Sprinkler systems are the most popular way to water larger arenas, and there are a few different types. Water reels allow you to unspool a long hose, which can be hundreds of feet long, placing the sprinkler stands where needed. This system allows you to water your entire arena from a single hose. A second type of sprinkler system that is series of permanently installed heads around the exterior of your arena, eliminating the need to reel out hose. This also has the advantage of being able to water all parts of the arena at one time, shortening the overall watering period. These sprinklers can also be set on a schedule; much like a lawn sprinkler system does in a yard. The last option, for indoor arenas, is to have overhead sprinklers installed. Overhead sprinklers are expensive, but provide the most even watering and thus most consistent riding surface. Moisture content of your footing is one of the key factors that contribute to the consistency of the ride; it’s not just to control dust.

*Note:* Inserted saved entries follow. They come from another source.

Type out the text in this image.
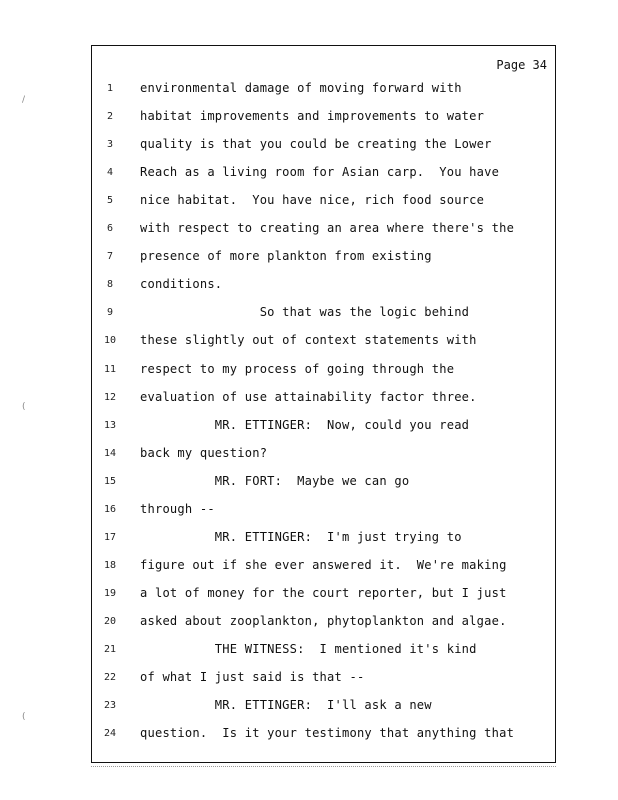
Page 34
1	environmental damage of moving forward with
2	habitat improvements and improvements to water
3	quality is that you could be creating the Lower
4	Reach as a living room for Asian carp.  You have
5	nice habitat.  You have nice, rich food source
6	with respect to creating an area where there's the
7	presence of more plankton from existing
8	conditions.
9	So that was the logic behind
10 these slightly out of context statements with
11 respect to my process of going through the
12 evaluation of use attainability factor three.
13 MR. ETTINGER:  Now, could you read
14 back my question?
15 MR. FORT:  Maybe we can go
16 through --
17 MR. ETTINGER:  I'm just trying to
18 figure out if she ever answered it.  We're making
19 a lot of money for the court reporter, but I just
20 asked about zooplankton, phytoplankton and algae.
21 THE WITNESS:  I mentioned it's kind
22 of what I just said is that --
23 MR. ETTINGER:  I'll ask a new
24 question.  Is it your testimony that anything that
/
(
(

Let’s say you do use some sort of sprinkler system or you walk around your arena and water it yourself. Once the water soaks into your surface, you’re going to start fighting the battle of evaporation, which will eventually dry out. Plan on watering your arena either in the morning or later at night, definitely do not water it during the midday heat. Think of it like you’re watering your lawn, you don’t do it during the middle of the day. If you watered during the middle of the day, the sun will start to evaporate it before it gets the chance to saturate the sand. Waiting until the correct time of day will help save you time and water.
There needs to be 20-25% water content in your footing for optimal performance. This will keep your footing at the correct consistency in order to get the best workout out of your horse and keep the dust down. Those of you that have sand footing, really should invest in a moisture meter, which can range from $50 to $650. You would use this daily on your sand footing after you water it to confirm that you have the correct moisture, and it should be checked throughout the day. Waxed coated footings are dust free footings and do not require watering. This wax actually eliminates the need to keep moisture at an exact number because the wax component of the footing is what holds everything in place, therefore allowing you to train longer and harder without pulling out a moisture meter or stopping your ride to water the arena.